Il y a un problème avec le format littéraire, je pourrais raconter tout ce que des chansons niaises acceptent de faire et que l’on autorise à faire pour se décharger lâchement sur elles de l'envie laborieuse et épaisse de niaiseries et bouffonneries communes. Ces artistes, tièdes pour le regard de tous, mélancoliques avant l’after, sans trop en faire, deviennent les supports audiovisuels d'une catharsis abandonnée au cynisme retenue malgré elle encore dans tout ce qu'il reste de projections sentimentales. Ravagée par son temps et ses fatigues, ma génération sans doute est celle qui me vient à l’esprit en écrivant. C’est à dire au moment où je n’ai pas la force cognitive pour réussir à disséquer ma propre assertion afin de vous la développer avec la même clarté que j'aurais aimé qu’on me la développe.

Une heure après, je ne l’ai pas encore.
Je ne prendrais pas le temps de revenir dessus, demain non plus. Que la transparence et la réalité des moyens soit fils conducteurs.

Il fallait simplement accepter d’avoir son égo à un moment où l’autre secoué. Expérience avec laquelle je me suis lourdement familiarisée, et avec trop d’aise sans que je ne puisse y revenir. Il le fallait et c’est une des rares nécessités que je ne déplore pas, se voir freinés dans son élan satisfait ou en quête peinée de satisfaction, rendus à l’évidence d’une médiocrité qui ne sait plus se garder discrète.

La prose m'est apparue comme un bon compromis, entre mon vœu insatiable de poésie amoureuse, corrompue à la platitude la plus extatique et mon soucis de modéliste de ne jamais trop en dire, peut-être le moins possible. Et dans tout, et plus que je ne saurais le retranscrire dans les modalités classiques de l'écriture, un besoin démesuré et obsessionnel de mystique.

Il y a l’atmosphère qu’a su laissé juin qui continue de survoler les mois et les saisons, qui me foudroie quand je perds en forces, facteur actif de trop d’impulsions dont la mesure serait sollicitée, qui m’est restée durablement comme un mal de crâne pendant les semaines où je travaillais comme surveillante, dernière ère de stricte dépossession, il y avait toutes les feuilles d’automne par terre, une heure à régler les comptes d'enfants venus malgré leur volonté et leur parfaite lucidité dans ce supplice qu’ils m’ignoraient partager avec eux, et je me consolais dans juin, elles étaient les feuilles de juin et mon attention pour elles embaumait mon esprit usé par le travail et les préoccupations nauséeuses, ce que je pouvais tenir les mains moites. Juin mon entité sacrée invoquée silencieusement entre les toilettes des garçons et le terrain de basket.
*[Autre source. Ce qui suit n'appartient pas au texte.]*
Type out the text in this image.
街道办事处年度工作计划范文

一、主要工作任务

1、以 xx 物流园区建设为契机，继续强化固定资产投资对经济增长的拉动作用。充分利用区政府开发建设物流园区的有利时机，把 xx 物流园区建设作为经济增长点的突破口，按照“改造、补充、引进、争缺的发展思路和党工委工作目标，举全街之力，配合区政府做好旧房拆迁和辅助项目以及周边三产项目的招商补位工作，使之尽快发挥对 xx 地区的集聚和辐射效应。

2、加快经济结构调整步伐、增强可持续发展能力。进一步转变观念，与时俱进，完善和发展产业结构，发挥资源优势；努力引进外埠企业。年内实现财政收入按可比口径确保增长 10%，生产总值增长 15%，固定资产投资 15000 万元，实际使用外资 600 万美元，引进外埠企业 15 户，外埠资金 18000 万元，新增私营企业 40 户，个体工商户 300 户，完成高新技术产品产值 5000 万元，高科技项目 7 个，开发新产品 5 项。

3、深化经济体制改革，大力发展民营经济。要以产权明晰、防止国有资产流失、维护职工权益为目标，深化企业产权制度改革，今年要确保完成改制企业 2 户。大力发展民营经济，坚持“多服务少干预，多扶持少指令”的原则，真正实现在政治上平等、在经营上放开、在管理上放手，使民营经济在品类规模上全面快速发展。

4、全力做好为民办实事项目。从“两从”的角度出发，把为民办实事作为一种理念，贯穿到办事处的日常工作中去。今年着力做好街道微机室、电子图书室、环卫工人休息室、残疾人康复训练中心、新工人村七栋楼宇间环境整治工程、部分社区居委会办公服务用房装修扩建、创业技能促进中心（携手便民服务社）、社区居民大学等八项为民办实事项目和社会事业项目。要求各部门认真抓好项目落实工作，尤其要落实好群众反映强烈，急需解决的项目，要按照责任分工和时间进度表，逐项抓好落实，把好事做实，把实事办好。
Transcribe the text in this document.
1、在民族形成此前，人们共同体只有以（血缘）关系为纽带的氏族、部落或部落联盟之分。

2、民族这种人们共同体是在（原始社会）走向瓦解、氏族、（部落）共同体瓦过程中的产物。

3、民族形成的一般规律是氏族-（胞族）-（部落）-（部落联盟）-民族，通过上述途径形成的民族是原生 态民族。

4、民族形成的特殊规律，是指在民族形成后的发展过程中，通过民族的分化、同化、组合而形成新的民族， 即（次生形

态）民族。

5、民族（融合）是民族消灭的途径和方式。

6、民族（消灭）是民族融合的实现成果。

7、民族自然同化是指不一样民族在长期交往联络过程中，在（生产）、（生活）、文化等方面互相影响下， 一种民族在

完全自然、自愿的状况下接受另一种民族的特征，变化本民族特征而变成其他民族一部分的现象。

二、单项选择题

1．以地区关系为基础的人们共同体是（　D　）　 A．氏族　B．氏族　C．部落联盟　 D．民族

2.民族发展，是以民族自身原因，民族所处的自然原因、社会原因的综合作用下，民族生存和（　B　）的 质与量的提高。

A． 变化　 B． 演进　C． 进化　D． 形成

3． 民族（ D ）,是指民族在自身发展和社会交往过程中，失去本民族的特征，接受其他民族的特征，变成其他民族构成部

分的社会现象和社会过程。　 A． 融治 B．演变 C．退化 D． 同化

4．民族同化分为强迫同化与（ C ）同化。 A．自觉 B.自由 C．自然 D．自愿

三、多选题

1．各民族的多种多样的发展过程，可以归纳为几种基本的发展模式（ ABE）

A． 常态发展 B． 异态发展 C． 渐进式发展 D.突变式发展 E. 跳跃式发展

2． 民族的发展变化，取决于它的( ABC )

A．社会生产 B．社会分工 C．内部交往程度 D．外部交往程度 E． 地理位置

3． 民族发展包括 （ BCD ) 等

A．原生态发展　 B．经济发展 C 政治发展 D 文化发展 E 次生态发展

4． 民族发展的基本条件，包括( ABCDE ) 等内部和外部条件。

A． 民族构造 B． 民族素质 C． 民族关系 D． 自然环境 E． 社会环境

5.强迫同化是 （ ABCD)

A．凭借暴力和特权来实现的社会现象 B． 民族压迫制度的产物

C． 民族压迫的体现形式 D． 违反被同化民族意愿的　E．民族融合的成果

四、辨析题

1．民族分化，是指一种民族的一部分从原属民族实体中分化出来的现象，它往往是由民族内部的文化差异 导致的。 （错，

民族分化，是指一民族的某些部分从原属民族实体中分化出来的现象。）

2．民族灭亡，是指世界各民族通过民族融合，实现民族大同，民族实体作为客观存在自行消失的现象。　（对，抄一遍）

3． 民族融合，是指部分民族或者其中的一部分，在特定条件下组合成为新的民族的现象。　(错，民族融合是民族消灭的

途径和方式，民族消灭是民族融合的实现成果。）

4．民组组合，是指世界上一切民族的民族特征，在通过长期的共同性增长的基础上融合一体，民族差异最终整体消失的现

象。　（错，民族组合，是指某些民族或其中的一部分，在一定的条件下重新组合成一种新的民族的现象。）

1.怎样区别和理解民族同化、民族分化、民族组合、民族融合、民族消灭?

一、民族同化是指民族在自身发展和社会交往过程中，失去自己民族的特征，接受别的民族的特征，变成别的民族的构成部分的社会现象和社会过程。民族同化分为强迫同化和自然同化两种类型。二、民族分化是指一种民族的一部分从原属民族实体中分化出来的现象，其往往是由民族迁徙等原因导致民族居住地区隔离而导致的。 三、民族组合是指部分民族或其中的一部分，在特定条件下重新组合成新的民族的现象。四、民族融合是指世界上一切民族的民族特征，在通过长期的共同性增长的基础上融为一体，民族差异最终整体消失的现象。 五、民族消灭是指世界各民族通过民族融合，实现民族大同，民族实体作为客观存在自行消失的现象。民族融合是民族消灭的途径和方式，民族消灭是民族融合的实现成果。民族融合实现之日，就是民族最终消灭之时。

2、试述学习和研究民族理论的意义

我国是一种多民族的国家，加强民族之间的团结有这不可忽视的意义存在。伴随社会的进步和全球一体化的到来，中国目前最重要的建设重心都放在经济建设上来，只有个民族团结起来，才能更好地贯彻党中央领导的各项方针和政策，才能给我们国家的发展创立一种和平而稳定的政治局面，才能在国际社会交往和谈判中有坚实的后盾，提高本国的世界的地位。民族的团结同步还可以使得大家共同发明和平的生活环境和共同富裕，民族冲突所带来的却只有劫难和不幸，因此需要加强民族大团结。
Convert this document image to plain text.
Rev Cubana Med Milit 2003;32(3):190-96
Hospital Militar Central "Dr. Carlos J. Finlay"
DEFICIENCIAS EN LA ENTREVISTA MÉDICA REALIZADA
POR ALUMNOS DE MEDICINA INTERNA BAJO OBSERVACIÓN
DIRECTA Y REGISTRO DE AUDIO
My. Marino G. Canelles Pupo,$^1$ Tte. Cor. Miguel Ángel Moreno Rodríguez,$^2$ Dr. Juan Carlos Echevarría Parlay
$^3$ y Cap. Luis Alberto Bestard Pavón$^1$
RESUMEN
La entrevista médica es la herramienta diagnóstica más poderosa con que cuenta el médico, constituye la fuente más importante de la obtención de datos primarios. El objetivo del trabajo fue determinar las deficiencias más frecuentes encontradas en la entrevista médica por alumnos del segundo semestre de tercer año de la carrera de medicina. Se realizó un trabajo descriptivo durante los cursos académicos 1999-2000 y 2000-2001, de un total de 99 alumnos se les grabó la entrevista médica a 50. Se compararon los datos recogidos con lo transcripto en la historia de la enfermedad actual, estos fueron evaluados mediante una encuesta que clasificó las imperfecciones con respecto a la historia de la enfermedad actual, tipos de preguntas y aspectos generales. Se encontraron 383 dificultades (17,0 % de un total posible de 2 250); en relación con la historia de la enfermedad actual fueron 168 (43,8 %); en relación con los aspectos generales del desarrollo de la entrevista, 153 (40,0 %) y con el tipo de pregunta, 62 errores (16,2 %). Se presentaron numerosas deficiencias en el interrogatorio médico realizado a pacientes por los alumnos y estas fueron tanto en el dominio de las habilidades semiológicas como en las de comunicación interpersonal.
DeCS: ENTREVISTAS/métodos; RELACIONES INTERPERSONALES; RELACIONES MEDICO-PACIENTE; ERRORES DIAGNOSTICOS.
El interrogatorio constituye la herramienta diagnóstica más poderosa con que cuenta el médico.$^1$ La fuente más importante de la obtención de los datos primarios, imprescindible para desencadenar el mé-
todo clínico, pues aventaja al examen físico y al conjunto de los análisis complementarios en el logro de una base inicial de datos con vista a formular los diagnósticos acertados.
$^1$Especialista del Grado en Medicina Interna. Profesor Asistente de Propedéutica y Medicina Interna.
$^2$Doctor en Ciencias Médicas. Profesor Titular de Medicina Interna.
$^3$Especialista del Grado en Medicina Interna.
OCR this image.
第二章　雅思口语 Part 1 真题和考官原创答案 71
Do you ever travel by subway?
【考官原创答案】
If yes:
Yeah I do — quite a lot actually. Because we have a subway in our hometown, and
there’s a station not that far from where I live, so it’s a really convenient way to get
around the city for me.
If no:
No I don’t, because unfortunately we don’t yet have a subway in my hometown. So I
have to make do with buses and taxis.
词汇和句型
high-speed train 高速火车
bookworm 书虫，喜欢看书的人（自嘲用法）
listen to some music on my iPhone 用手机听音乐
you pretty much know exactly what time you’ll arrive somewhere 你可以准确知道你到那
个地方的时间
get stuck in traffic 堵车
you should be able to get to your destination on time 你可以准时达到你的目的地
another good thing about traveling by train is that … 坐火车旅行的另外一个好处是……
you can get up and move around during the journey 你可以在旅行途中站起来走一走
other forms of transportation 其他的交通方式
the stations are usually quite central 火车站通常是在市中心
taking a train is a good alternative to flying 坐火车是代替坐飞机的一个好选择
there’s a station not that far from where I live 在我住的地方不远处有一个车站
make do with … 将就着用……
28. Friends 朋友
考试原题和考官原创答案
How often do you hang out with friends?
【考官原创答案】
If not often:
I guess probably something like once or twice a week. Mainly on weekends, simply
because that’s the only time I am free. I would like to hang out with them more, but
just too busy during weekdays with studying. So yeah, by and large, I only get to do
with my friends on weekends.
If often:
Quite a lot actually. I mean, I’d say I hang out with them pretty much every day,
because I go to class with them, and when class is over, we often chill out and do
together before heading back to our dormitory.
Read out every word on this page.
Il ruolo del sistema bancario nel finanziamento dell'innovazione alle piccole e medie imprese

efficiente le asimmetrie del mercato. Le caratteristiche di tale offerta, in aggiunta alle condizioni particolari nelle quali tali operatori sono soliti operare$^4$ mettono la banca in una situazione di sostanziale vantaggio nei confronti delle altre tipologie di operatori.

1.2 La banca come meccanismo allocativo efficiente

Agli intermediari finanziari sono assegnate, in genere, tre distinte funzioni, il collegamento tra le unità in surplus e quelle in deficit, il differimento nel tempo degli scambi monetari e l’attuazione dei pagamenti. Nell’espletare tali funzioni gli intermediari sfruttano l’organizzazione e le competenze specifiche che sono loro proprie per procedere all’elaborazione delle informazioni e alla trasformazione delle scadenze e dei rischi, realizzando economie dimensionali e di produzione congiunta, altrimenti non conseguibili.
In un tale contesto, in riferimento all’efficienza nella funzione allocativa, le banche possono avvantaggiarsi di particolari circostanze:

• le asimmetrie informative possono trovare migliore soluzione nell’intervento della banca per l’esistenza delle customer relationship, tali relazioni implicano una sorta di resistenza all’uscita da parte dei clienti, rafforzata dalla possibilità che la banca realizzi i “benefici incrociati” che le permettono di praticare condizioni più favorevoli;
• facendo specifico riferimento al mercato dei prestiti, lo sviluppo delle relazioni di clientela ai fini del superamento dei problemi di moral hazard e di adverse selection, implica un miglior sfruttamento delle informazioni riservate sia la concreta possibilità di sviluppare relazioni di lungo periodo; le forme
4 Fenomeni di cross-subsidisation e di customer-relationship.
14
C’est toujours juin que j’invoque avant d’écrire, l’esprit de juin, la citronnade, la pure insouciance dans une banalité lente et radieuse du désir indévié.

Il ne s’agirait pas de borner juin. On ne débattra pas des dates de juin puisqu’il s’agit précisément d’une expérience métaphysique, c’est une autre temporalité de l’existence qui s’est substituée au calendrier prosaïque. Celle dont il est présentement question ne se soumet à aucune règle spatiale, à aucune convention physique, à aucune vanité scientifique, elle n’est que sens et sensations, c’est la temporalité de l’herbe humide, des frottements de chair, de l’odeur de la Seine que l’on distingue le soir, pour la deuxième fois, de la texture des Trancetto qui revient au même moment, c’est la temporalité qui ne cadre la vie qu’en se dissolvant, qui n’a que la mémoire pour se suivre, qui n’est qu’agrégat de goûts, de marques et d’images saturées.